Photos from last year’s lobby day provided by the author and published with permission:
2 Comments
Further key points
It’s great to see the action continuing. I hope at the Stop Factory Farms Lobby Day emphasis will be put on how CAFOs are radically anti-farmer and anti-farm economy. First crop farmers prices have been chronically below full costs, so farmers are the main subsidizers of CAFOs, Second, most Iowa farms have lost all value added livestock and poultry as these cheap-price subsidies from farmers have increased over the past 6-7 decades. Third, in losing livestock, farms lose grass and hay ground, (i.e. on hills, near streams,) plus nurse crops like the feed grains oats and barley. Oats was once the 3rd biggest commodity crop, but now we import many times more oats than we export. We’re farming out sustainability.
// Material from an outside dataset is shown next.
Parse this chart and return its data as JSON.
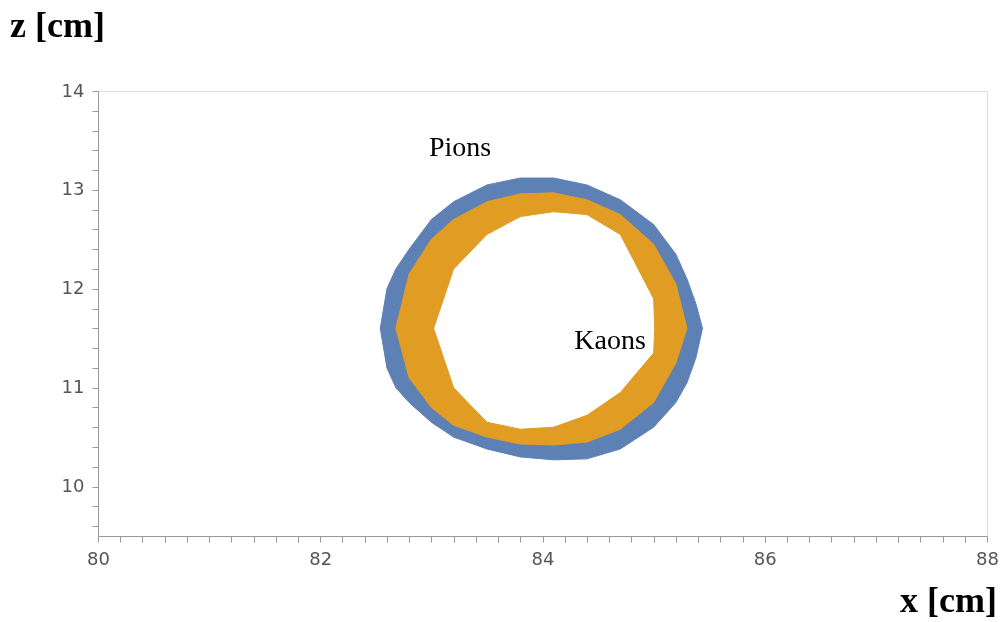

Fourth, our small towns and the over all infrastructure for diversity and sustainability continue to be destroyed.
brad-wilson Fri 17 Jan 4:50 PM
A circle that is not virtuous
The vision of the Iowa CAFO industry is a vision of more and more people all over the globe eating more and more meat per person, preferably meat imported from Iowa. That’s a recipe for bad human health, accelerated climate change, increased water pollution, more soil erosion, and continued animal suffering. Those carefully-curated-and-posed photos of CAFOs that are posted on social media never seem to include dumpsters overflowing with dead baby pigs, with more dead pigs piled around the dumpster, like the scene a horrified acquaintance saw in north central Iowa a few months ago.
And it’s interesting to see, in ag media, the furious hysteria (that really is not too strong a term for it) over the growing public interest in what the CAFO industry angrily calls “fake meat.” For an industry that claims to care so much about protein, they sure don’t like some of the plant-based kinds.